I'm all for the sheer enjoyment of "guilty pleasure" reading and certainly an advocate of fine-tuned academic and professional writing, but mostly I want to help people use these practices/activities as tools for healing emotionally, escaping in a moderately healthy way, leveraging their imagination in a way that yields coping mechanisms, etc.  If I could teach this skill or practice, I probably wouldn't do anything else. Such a personal transformation doesn't usually happen in a writing classroom (though it has, and it's an amazing thing to watch, of which to be a part). What does all this mean? For those of you still reading, it might mean that you'd like to read and/or write regularly within a framework that supports critical reading and discussion. My family is generally completely disinterested in anything of the sort, and I find myself craving good intellectual discussions about life, politics - and various forms of art, especially. Can't really live (well) without them. 

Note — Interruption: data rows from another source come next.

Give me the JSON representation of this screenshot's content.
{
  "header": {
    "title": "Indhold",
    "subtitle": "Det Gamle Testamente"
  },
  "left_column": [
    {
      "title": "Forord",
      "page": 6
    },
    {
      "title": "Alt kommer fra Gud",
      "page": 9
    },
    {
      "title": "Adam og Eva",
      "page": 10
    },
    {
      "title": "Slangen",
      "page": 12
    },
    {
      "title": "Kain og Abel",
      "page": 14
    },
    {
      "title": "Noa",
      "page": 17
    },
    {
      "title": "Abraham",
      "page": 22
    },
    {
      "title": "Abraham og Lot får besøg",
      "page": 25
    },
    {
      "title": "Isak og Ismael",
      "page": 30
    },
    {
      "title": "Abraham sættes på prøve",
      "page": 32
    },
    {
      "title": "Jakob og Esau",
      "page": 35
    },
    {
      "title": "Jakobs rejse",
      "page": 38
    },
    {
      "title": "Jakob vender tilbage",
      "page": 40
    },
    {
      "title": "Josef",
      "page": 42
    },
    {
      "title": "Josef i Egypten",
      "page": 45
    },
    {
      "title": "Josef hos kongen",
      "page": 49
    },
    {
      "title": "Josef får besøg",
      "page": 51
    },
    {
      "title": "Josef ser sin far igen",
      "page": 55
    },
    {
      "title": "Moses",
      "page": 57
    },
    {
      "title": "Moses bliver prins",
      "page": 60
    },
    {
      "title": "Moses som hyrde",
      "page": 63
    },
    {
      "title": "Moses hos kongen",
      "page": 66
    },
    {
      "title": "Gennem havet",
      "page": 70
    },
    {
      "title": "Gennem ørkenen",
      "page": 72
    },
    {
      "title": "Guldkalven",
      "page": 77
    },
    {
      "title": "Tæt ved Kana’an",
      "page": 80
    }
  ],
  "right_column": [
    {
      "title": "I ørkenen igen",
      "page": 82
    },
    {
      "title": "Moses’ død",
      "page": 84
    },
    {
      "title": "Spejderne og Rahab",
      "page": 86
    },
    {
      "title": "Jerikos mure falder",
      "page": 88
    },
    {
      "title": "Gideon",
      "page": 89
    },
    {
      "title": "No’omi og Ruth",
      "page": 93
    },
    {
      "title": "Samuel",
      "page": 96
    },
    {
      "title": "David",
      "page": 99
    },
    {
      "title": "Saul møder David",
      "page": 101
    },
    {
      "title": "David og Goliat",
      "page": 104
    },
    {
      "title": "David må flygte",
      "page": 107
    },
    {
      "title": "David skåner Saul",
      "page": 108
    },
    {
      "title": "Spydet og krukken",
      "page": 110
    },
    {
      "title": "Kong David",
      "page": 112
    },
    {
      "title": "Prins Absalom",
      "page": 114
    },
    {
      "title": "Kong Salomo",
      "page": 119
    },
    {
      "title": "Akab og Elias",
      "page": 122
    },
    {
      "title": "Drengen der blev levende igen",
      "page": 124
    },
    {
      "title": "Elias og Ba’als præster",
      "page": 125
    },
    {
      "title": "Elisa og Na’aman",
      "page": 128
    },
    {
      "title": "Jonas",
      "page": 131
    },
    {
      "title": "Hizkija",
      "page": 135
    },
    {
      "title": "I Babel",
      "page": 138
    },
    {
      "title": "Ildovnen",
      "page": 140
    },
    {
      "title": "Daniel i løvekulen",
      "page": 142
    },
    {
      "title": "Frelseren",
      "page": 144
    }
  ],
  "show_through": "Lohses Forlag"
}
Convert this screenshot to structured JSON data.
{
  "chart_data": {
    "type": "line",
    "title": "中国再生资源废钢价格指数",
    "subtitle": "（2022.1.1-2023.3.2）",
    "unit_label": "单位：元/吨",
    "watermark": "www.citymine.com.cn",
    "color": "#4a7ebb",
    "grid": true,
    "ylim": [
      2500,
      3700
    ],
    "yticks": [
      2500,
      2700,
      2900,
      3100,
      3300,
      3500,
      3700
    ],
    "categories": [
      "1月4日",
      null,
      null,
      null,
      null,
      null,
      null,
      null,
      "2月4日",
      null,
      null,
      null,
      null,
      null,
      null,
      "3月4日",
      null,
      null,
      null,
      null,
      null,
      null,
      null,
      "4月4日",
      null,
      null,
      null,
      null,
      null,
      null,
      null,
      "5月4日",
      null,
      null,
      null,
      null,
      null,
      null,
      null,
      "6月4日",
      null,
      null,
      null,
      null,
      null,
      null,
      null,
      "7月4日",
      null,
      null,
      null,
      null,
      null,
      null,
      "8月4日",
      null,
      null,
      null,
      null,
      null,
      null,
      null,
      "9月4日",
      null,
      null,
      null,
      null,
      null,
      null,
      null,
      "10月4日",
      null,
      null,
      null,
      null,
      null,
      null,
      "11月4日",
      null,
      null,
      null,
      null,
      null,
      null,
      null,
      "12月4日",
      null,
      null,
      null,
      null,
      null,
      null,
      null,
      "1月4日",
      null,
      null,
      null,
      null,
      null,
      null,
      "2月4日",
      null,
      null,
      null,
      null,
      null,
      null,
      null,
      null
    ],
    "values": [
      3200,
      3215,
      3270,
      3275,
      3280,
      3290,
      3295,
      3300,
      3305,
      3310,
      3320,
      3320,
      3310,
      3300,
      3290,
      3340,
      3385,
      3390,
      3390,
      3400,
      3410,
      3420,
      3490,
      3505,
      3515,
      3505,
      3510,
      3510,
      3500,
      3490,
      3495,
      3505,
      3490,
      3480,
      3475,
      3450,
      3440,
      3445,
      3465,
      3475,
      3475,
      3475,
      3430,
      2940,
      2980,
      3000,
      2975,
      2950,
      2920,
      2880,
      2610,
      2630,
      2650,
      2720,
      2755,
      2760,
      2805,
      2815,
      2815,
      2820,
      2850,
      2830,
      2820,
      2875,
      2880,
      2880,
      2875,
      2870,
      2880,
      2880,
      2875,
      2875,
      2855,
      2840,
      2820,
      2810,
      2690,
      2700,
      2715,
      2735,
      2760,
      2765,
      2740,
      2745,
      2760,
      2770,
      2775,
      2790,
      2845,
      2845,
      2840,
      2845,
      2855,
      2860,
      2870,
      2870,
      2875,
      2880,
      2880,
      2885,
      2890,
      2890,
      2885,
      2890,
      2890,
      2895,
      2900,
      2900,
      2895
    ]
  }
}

The only idea I've formulated enough to present is a weekly/biweekly prompt (obviously, various participants would make up the prompts for these pieces, not just me), on which anyone participating would write (or elect not to write that week, I suppose). Whether these prompts are based on current events, trends or just little meditations or vignettes on ideas (my favorite "stuff" to write, on some level), someone would assign a broad topic, and we'd all write, post and discuss (this could be a paragraph or multiple pages, depending upon level of interest, knowledge, and the like).  I find that, as a writer, I NEED a real, viable audience . . . and I need deadlines, or I won't do it. Writing's hard work.


I figured I'd keep it on this blog since a number of you want to keep it/continue it anyway. Let me know, via email or text, if this is something you might like to contribute to, even if sporadically.

4 comments:

Unknown said...

Are you referring to odd human behavior such as people partying in the streets when Bin Ladin was reported dead? I found that behavior quite strange... to dance and hoot and holler in joy over someone's death, anyone's death. I only bring that up because tonight's episode of "The Newsroom" was about the report.

Are you looking for back and forth discussion?

Shane Hunter Smeaton said...

I think it's just a "What my take is" type of blog posting. But the Bin Laden thing would be a good way to start it off.

If anybody else is out there...

LIGHT SABERS

Unknown said...

I like the idea, it's exercise for the brain.

Amy Bolaski said...


It can be whatever you want, really -- I think a back an forth is an excellent idea. I'm going to be posting very random things - a few drafts for articles, some personal writing about my son, what have you. We'll see how it goes. Right now, it has no shape (a group/the blog, etc.) but perhaps some posted writing will help it get there.